Topic: CNSNews.com
The Media Research Center, led by CNSNews.com's Penny Starr, earned a Slantie award lst year for manufacturing a controversy over a gay-themed exhibit at a Smithsonian-operated art museum. The anti-gay Starr apparently liked that award so much, she's trying to manufacture another right-wing freakout over another art exhibit.
Starr cranks up the anti-gay outrage in a Jan. 10 CNS article:
For the second year in a row, the federally funded National Portrait Gallery (NPG), a part of the Smithsonian Institution, held an exposition during the Christmas season focused on the homosexual lifestyle.
“Seeing Gertrude Stein: Five Stories,” an exhibition appearing at the NPG from Oct. 14, 2011 through Jan. 22, 2012, focuses on lesbian activist and writer Gertrude Stein.
The exhibit, set up in five rooms at the taxpayer-funded museum, highlights Stein’s lesbian relationship with Alice B. Toklas and Stein’s “second family” of homosexual men, some of whom collaborated with Stein on various projects.
The whole thing is pure Depiction-Equals-Approval Fallacy. Starr is obsessed with tax money being spent on gay things -- even though she admits that the Stein exhibit was paid for by private funds, she adds that "all Smithsonian museums receive federal funding." Here's the question she asked Smithsonian officials about the exhibit:
“In the past 14 months, NPG has mounted two exhibitions--Hide and Seek, and Gertrude Stein--that include a focus on the homosexual lifestyle. Given that NPG mounts less than a dozen exhibits annually, is there a reason that two exhibits within the past 14 months have included a focus on the homosexual lifestyle and is that part of NPR's mission as a national and taxpayer-funding institution?”

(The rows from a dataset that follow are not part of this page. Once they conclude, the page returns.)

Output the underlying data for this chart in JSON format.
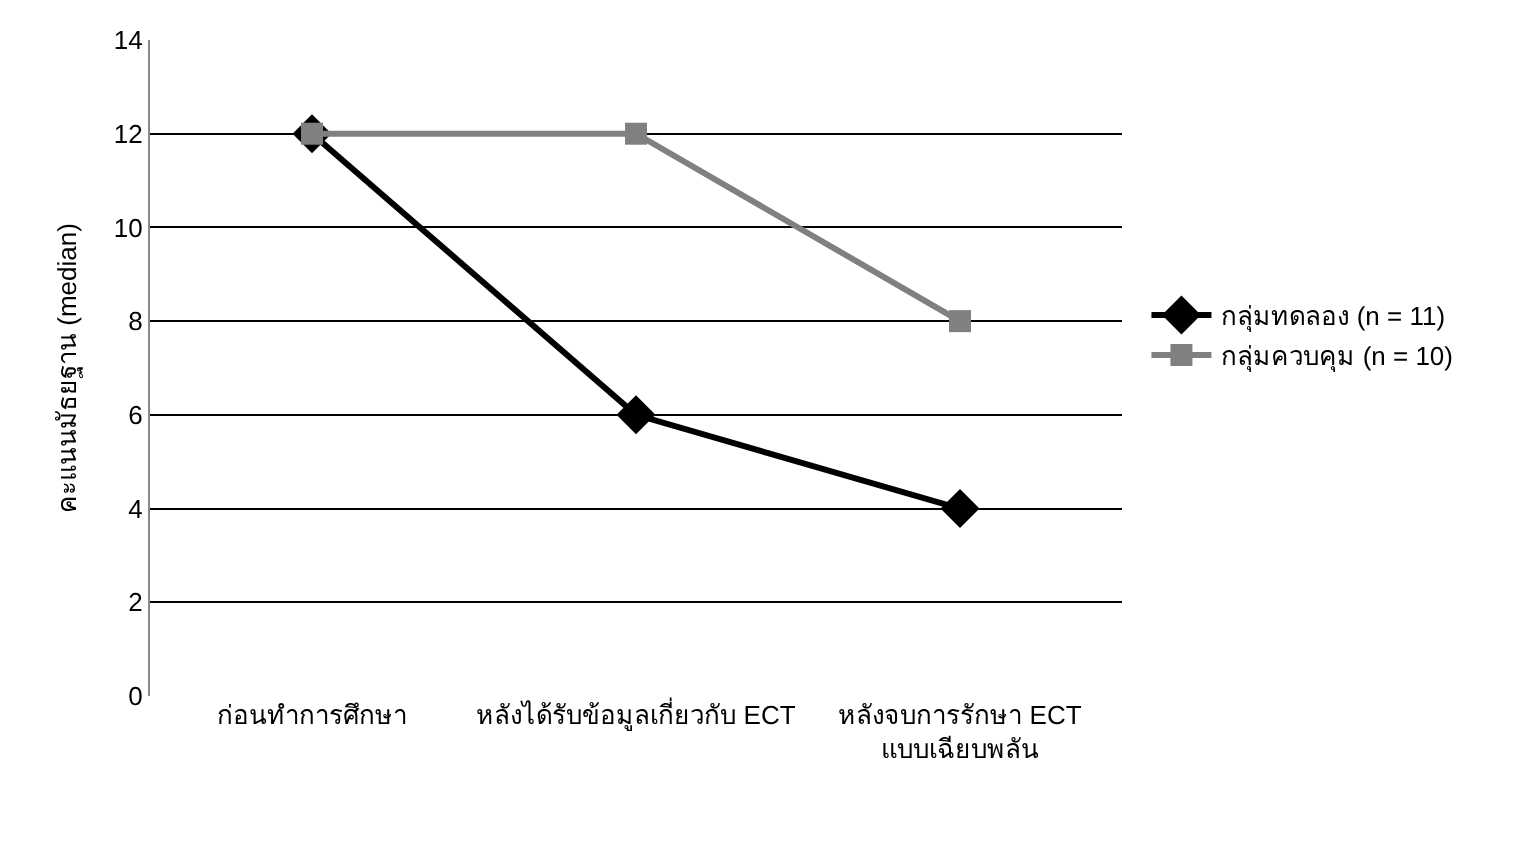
{
  "chart_data": {
    "type": "line",
    "ylabel": "คะแนนมัธยฐาน (median)",
    "categories": [
      "ก่อนทำการศึกษา",
      "หลังได้รับข้อมูลเกี่ยวกับ ECT",
      "หลังจบการรักษา ECT\nแบบเฉียบพลัน"
    ],
    "series": [
      {
        "name": "กลุ่มทดลอง (n = 11)",
        "color": "#000000",
        "values": [
          12,
          6,
          4
        ],
        "marker": "diamond"
      },
      {
        "name": "กลุ่มควบคุม (n = 10)",
        "color": "#808080",
        "values": [
          12,
          12,
          8
        ],
        "marker": "square"
      }
    ],
    "ylim": [
      0,
      14
    ],
    "yticks": [
      0,
      2,
      4,
      6,
      8,
      10,
      12,
      14
    ],
    "grid": "y",
    "legend": "right",
    "line_style": "solid"
  }
}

On top of echoing the right-wing trope that homosexuality is nothing more than a "lifestyle," Starr got her facts wrong about the number of exhibits the gallery hosts; at the end of her article, she notes that the gallery hosted 22 exhibits during the past year.
Starr is also rather late to the game -- the Stein exhibit opened in October and closes on Jan. 22. Starr seems to be attributing her tardiness to a squabble with the Smithsonian over whether she could take pictures in the exhibit; that request was denied, so instead her article is accompanied with pictures of exhibits as they appear in the book on the exhibition.
All in all, a pretty sad attempt. Starr's anti-gay agenda, it seems, has overtaken her so-called journalism.